Department of Psychology, Harvard University, Cambridge, MA, USA.
Center for Magnetic Resonance Research, Department of Radiology, University of Minnesota, Minneapolis, MN, USA.
Nat Commun. 2024 Oct 30;15(1):9383. doi: 10.1038/s41467-024-53147-y.
The rapid release of high-performing computer vision models offers new potential to study the impact of different inductive biases on the emergent brain alignment of learned representations. Here, we perform controlled comparisons among a curated set of 224 diverse models to test the impact of specific model properties on visual brain predictivity - a process requiring over 1.8 billion regressions and 50.3 thousand representational similarity analyses. We find that models with qualitatively different architectures (e.g. CNNs versus Transformers) and task objectives (e.g. purely visual contrastive learning versus vision- language alignment) achieve near equivalent brain predictivity, when other factors are held constant. Instead, variation across visual training diets yields the largest, most consistent effect on brain predictivity. Many models achieve similarly high brain predictivity, despite clear variation in their underlying representations - suggesting that standard methods used to link models to brains may be too flexible. Broadly, these findings challenge common assumptions about the factors underlying emergent brain alignment, and outline how we can leverage controlled model comparison to probe the common computational principles underlying biological and artificial visual systems.

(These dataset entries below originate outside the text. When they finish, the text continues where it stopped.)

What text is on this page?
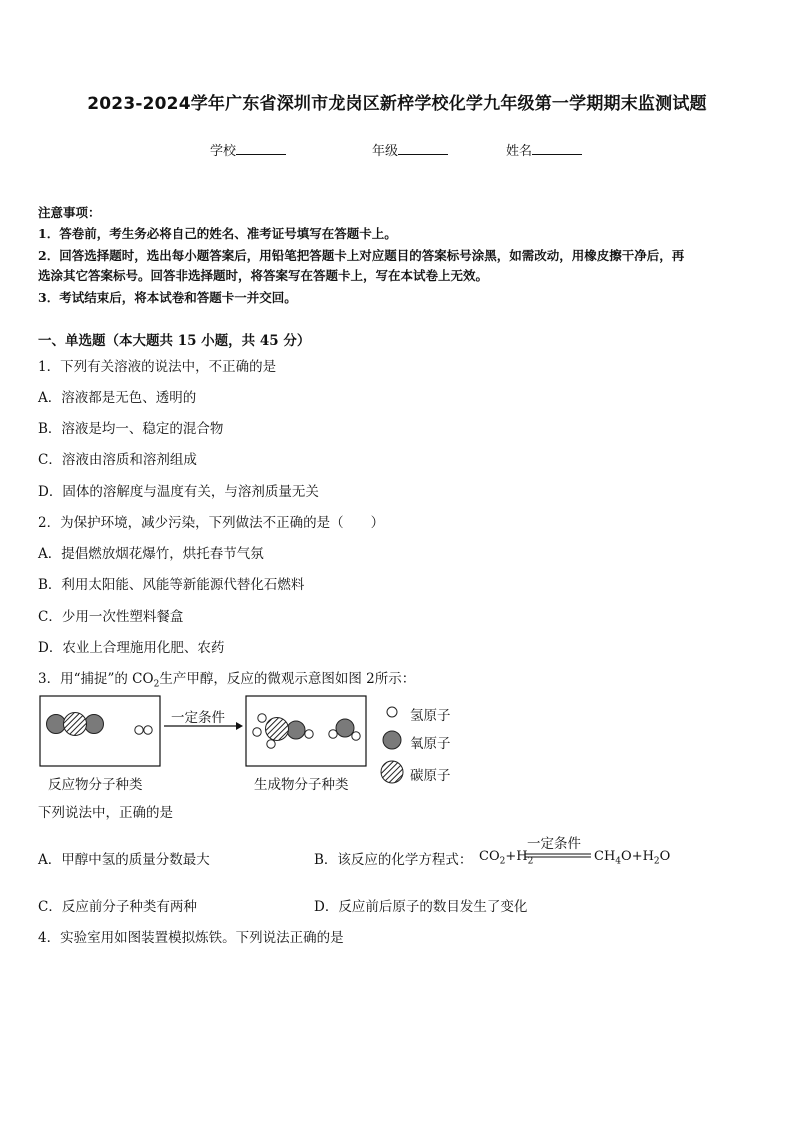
2023-2024学年广东省深圳市龙岗区新梓学校化学九年级第一学期期末监测试题
学校	年级	姓名
注意事项：
1．答卷前，考生务必将自己的姓名、准考证号填写在答题卡上。
2．回答选择题时，选出每小题答案后，用铅笔把答题卡上对应题目的答案标号涂黑，如需改动，用橡皮擦干净后，再
选涂其它答案标号。回答非选择题时，将答案写在答题卡上，写在本试卷上无效。
3．考试结束后，将本试卷和答题卡一并交回。
一、单选题（本大题共 15 小题，共 45 分）
1．下列有关溶液的说法中，不正确的是
A．溶液都是无色、透明的
B．溶液是均一、稳定的混合物
C．溶液由溶质和溶剂组成
D．固体的溶解度与温度有关，与溶剂质量无关
2．为保护环境，减少污染，下列做法不正确的是（　　）
A．提倡燃放烟花爆竹，烘托春节气氛
B．利用太阳能、风能等新能源代替化石燃料
C．少用一次性塑料餐盒
D．农业上合理施用化肥、农药
3．用“捕捉”的 $CO_2$生产甲醇，反应的微观示意图如图 2所示：
一定条件
反应物分子种类	生成物分子种类
氢原子
氧原子
碳原子
下列说法中，正确的是
A．甲醇中氢的质量分数最大	B．该反应的化学方程式： $CO_2+H_2$
一定条件
$CH_4O+H_2O$
C．反应前分子种类有两种	D．反应前后原子的数目发生了变化
4．实验室用如图装置模拟炼铁。下列说法正确的是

高性能计算机视觉模型的快速发布为研究不同归纳偏差对学习表示的新兴大脑对齐的影响提供了新的潜力。在这里,我们对一组经过精心挑选的 224 个不同模型进行了对照比较,以测试特定模型属性对视觉大脑预测性的影响——这一过程需要超过 18 亿次回归和 50300 次表示相似性分析。我们发现,当其他因素保持不变时,具有定性不同架构(例如卷积神经网络与变压器)和任务目标(例如纯粹的视觉对比学习与视觉语言对齐)的模型可以实现近乎等效的大脑预测性。相反,视觉训练方案的变化对大脑预测性产生最大、最一致的影响。尽管模型的基础表示存在明显差异,但许多模型仍能达到相似的高大脑预测性,这表明用于将模型与大脑联系起来的标准方法可能过于灵活。总的来说,这些发现挑战了新兴大脑对齐背后因素的常见假设,并概述了我们如何利用受控模型比较来探究生物和人工视觉系统背后的共同计算原理。